Bangladesh’s external sector strengthened over the past year despite erratic trade performance, with foreign-exchange reserves and remittance inflows posting notable gains, according to a new government assessment.
The November 2025 Economic Update and Outlook, published by the General Economics Division and the Bangladesh Planning Commission, reports that reserves rose sharply—from US $ 24.35 billion in November 2024 to US $ 32.34 billion in October 2025. Under the BPM6 measure, reserves increased from US $ 18.61 billion to US $ 27.58 billion over the same period. The report attributes the improvement to stronger external inflows and “prudent management”.
Remittances provided further resilience, consistently outpacing the previous year. Inflows peaked in March, September and December 2024, and again in May and October 2025. October’s figure reached US $ 2.56 billion, up from US $ 2.40 billion a year earlier.
Trade indicators, however, remained volatile. Export earnings fell sharply between April and June 2025 before recovering moderately. Revenues stood at US $ 3.80 billion in September 2024, peaked at US $ 4.77 billion in July 2025 and slid back to US $ 3.82 billion by October. Readymade garments continued to dominate shipments, mirroring global demand trends. RMG exports reached US $ 3.02 billion in October, below the mid-year high, while non-RMG exports followed a similar mid-year dip before rebounding.
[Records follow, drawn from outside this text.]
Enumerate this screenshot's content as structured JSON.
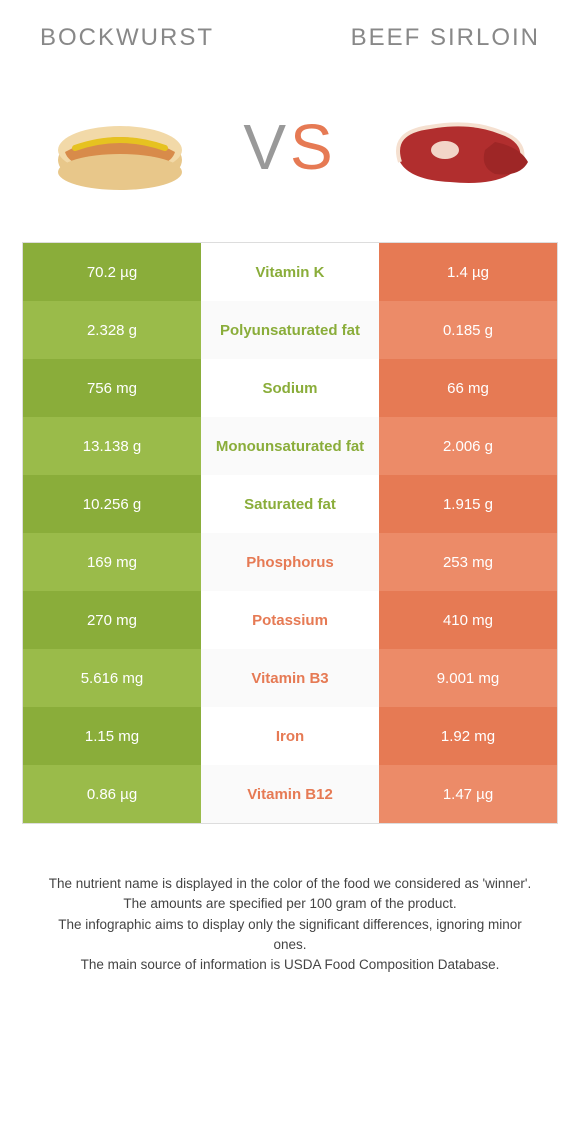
{
  "colors": {
    "green_dark": "#8aad3a",
    "green_light": "#9abb4a",
    "orange_dark": "#e67a54",
    "orange_light": "#ec8b68",
    "text_green": "#8aad3a",
    "text_orange": "#e67a54"
  },
  "header": {
    "left": "Bockwurst",
    "right": "Beef sirloin"
  },
  "vs": {
    "v": "V",
    "s": "S"
  },
  "nutrients": [
    {
      "name": "Vitamin K",
      "left": "70.2 µg",
      "right": "1.4 µg",
      "winner": "left"
    },
    {
      "name": "Polyunsaturated fat",
      "left": "2.328 g",
      "right": "0.185 g",
      "winner": "left"
    },
    {
      "name": "Sodium",
      "left": "756 mg",
      "right": "66 mg",
      "winner": "left"
    },
    {
      "name": "Monounsaturated fat",
      "left": "13.138 g",
      "right": "2.006 g",
      "winner": "left"
    },
    {
      "name": "Saturated fat",
      "left": "10.256 g",
      "right": "1.915 g",
      "winner": "left"
    },
    {
      "name": "Phosphorus",
      "left": "169 mg",
      "right": "253 mg",
      "winner": "right"
    },
    {
      "name": "Potassium",
      "left": "270 mg",
      "right": "410 mg",
      "winner": "right"
    },
    {
      "name": "Vitamin B3",
      "left": "5.616 mg",
      "right": "9.001 mg",
      "winner": "right"
    },
    {
      "name": "Iron",
      "left": "1.15 mg",
      "right": "1.92 mg",
      "winner": "right"
    },
    {
      "name": "Vitamin B12",
      "left": "0.86 µg",
      "right": "1.47 µg",
      "winner": "right"
    }
  ],
  "footer": {
    "line1": "The nutrient name is displayed in the color of the food we considered as 'winner'.",
    "line2": "The amounts are specified per 100 gram of the product.",
    "line3": "The infographic aims to display only the significant differences, ignoring minor ones.",
    "line4": "The main source of information is USDA Food Composition Database."
  }
}
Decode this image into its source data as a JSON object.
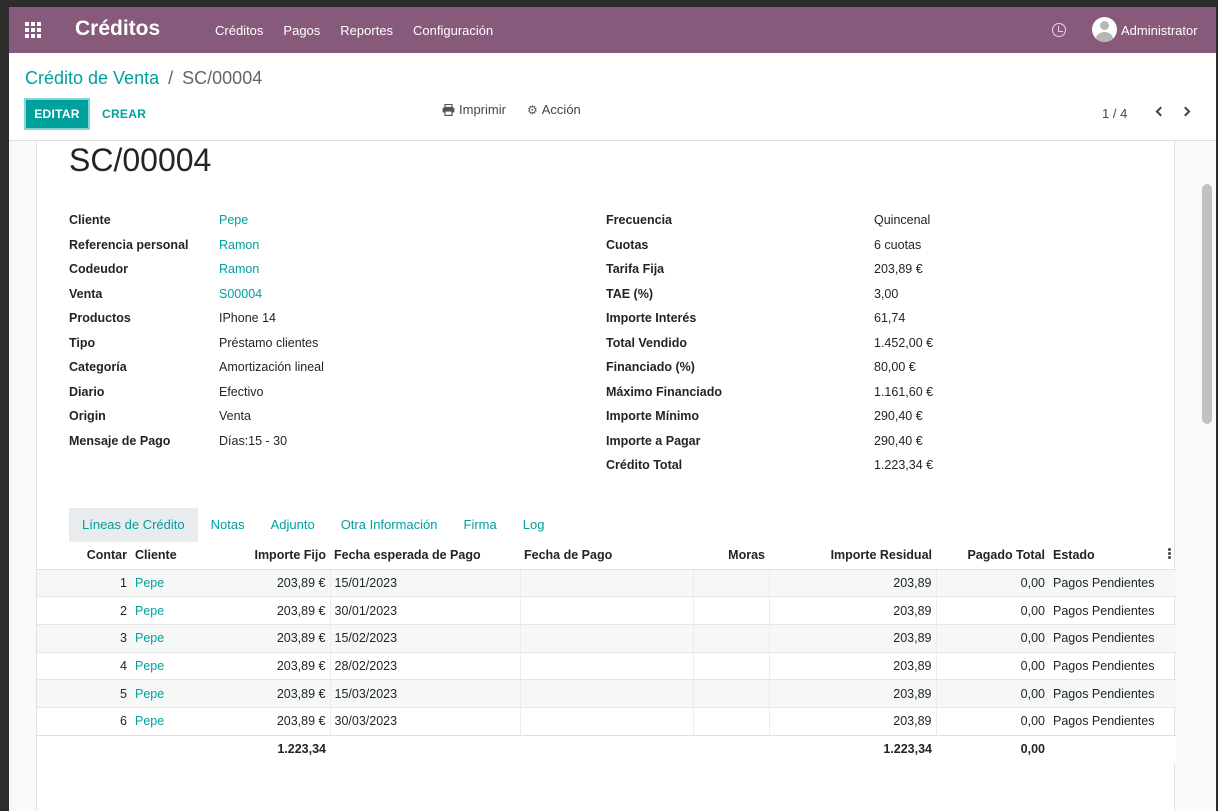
{
  "navbar": {
    "app_title": "Créditos",
    "menu": [
      "Créditos",
      "Pagos",
      "Reportes",
      "Configuración"
    ],
    "user": "Administrator"
  },
  "breadcrumb": {
    "parent": "Crédito de Venta",
    "separator": "/",
    "current": "SC/00004"
  },
  "toolbar": {
    "edit_label": "EDITAR",
    "create_label": "CREAR",
    "print_label": "Imprimir",
    "action_label": "Acción",
    "pager": "1 / 4"
  },
  "record": {
    "title": "SC/00004",
    "left_fields": [
      {
        "label": "Cliente",
        "value": "Pepe",
        "link": true
      },
      {
        "label": "Referencia personal",
        "value": "Ramon",
        "link": true
      },
      {
        "label": "Codeudor",
        "value": "Ramon",
        "link": true
      },
      {
        "label": "Venta",
        "value": "S00004",
        "link": true
      },
      {
        "label": "Productos",
        "value": "IPhone 14",
        "link": false
      },
      {
        "label": "Tipo",
        "value": "Préstamo clientes",
        "link": false
      },
      {
        "label": "Categoría",
        "value": "Amortización lineal",
        "link": false
      },
      {
        "label": "Diario",
        "value": "Efectivo",
        "link": false
      },
      {
        "label": "Origin",
        "value": "Venta",
        "link": false
      },
      {
        "label": "Mensaje de Pago",
        "value": "Días:15 - 30",
        "link": false
      }
    ],
    "right_fields": [
      {
        "label": "Frecuencia",
        "value": "Quincenal"
      },
      {
        "label": "Cuotas",
        "value": "6 cuotas"
      },
      {
        "label": "Tarifa Fija",
        "value": "203,89 €"
      },
      {
        "label": "TAE (%)",
        "value": "3,00"
      },
      {
        "label": "Importe Interés",
        "value": "61,74"
      },
      {
        "label": "Total Vendido",
        "value": "1.452,00 €"
      },
      {
        "label": "Financiado (%)",
        "value": "80,00 €"
      },
      {
        "label": "Máximo Financiado",
        "value": "1.161,60 €"
      },
      {
        "label": "Importe Mínimo",
        "value": "290,40 €"
      },
      {
        "label": "Importe a Pagar",
        "value": "290,40 €"
      },
      {
        "label": "Crédito Total",
        "value": "1.223,34 €"
      }
    ]
  },
  "tabs": [
    "Líneas de Crédito",
    "Notas",
    "Adjunto",
    "Otra Información",
    "Firma",
    "Log"
  ],
  "lines": {
    "columns": [
      "Contar",
      "Cliente",
      "Importe Fijo",
      "Fecha esperada de Pago",
      "Fecha de Pago",
      "Moras",
      "Importe Residual",
      "Pagado Total",
      "Estado"
    ],
    "rows": [
      {
        "count": "1",
        "client": "Pepe",
        "fixed": "203,89 €",
        "expected": "15/01/2023",
        "paid_date": "",
        "late": "",
        "residual": "203,89",
        "paid": "0,00",
        "status": "Pagos Pendientes"
      },
      {
        "count": "2",
        "client": "Pepe",
        "fixed": "203,89 €",
        "expected": "30/01/2023",
        "paid_date": "",
        "late": "",
        "residual": "203,89",
        "paid": "0,00",
        "status": "Pagos Pendientes"
      },
      {
        "count": "3",
        "client": "Pepe",
        "fixed": "203,89 €",
        "expected": "15/02/2023",
        "paid_date": "",
        "late": "",
        "residual": "203,89",
        "paid": "0,00",
        "status": "Pagos Pendientes"
      },
      {
        "count": "4",
        "client": "Pepe",
        "fixed": "203,89 €",
        "expected": "28/02/2023",
        "paid_date": "",
        "late": "",
        "residual": "203,89",
        "paid": "0,00",
        "status": "Pagos Pendientes"
      },
      {
        "count": "5",
        "client": "Pepe",
        "fixed": "203,89 €",
        "expected": "15/03/2023",
        "paid_date": "",
        "late": "",
        "residual": "203,89",
        "paid": "0,00",
        "status": "Pagos Pendientes"
      },
      {
        "count": "6",
        "client": "Pepe",
        "fixed": "203,89 €",
        "expected": "30/03/2023",
        "paid_date": "",
        "late": "",
        "residual": "203,89",
        "paid": "0,00",
        "status": "Pagos Pendientes"
      }
    ],
    "totals": {
      "fixed": "1.223,34",
      "residual": "1.223,34",
      "paid": "0,00"
    }
  },
  "icons": {
    "apps": "apps-grid-icon",
    "clock": "clock-icon",
    "print": "printer-icon",
    "gear": "gear-icon",
    "prev": "chevron-left-icon",
    "next": "chevron-right-icon",
    "optional_columns": "kebab-icon"
  },
  "colors": {
    "navbar": "#875a7b",
    "accent": "#00a09d"
  }
}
Import payments also fluctuated, hitting their lowest point in June 2025 before recovering in July and remaining uneven through September. The report cites shifts in global commodity prices, domestic import rules and changing international demand as key drivers of this instability.
Despite the turbulence in trade, the report concludes that rising reserves and strong remittance inflows have helped reinforce Bangladesh’s external position heading into late 2025. As the country prepares for its general election in February 2026, the outlook remains “cautiously optimistic”. The Asian Development Bank forecasts GDP growth of around 5% in FY2026, supported by export performance and remittances.
Even so, the report warns that inflationary pressures, weak business confidence and vulnerabilities in the banking sector could weigh on demand and investment. It also notes that election-related spending and potential disruptions may add further pressure on inflation and the foreign-exchange market.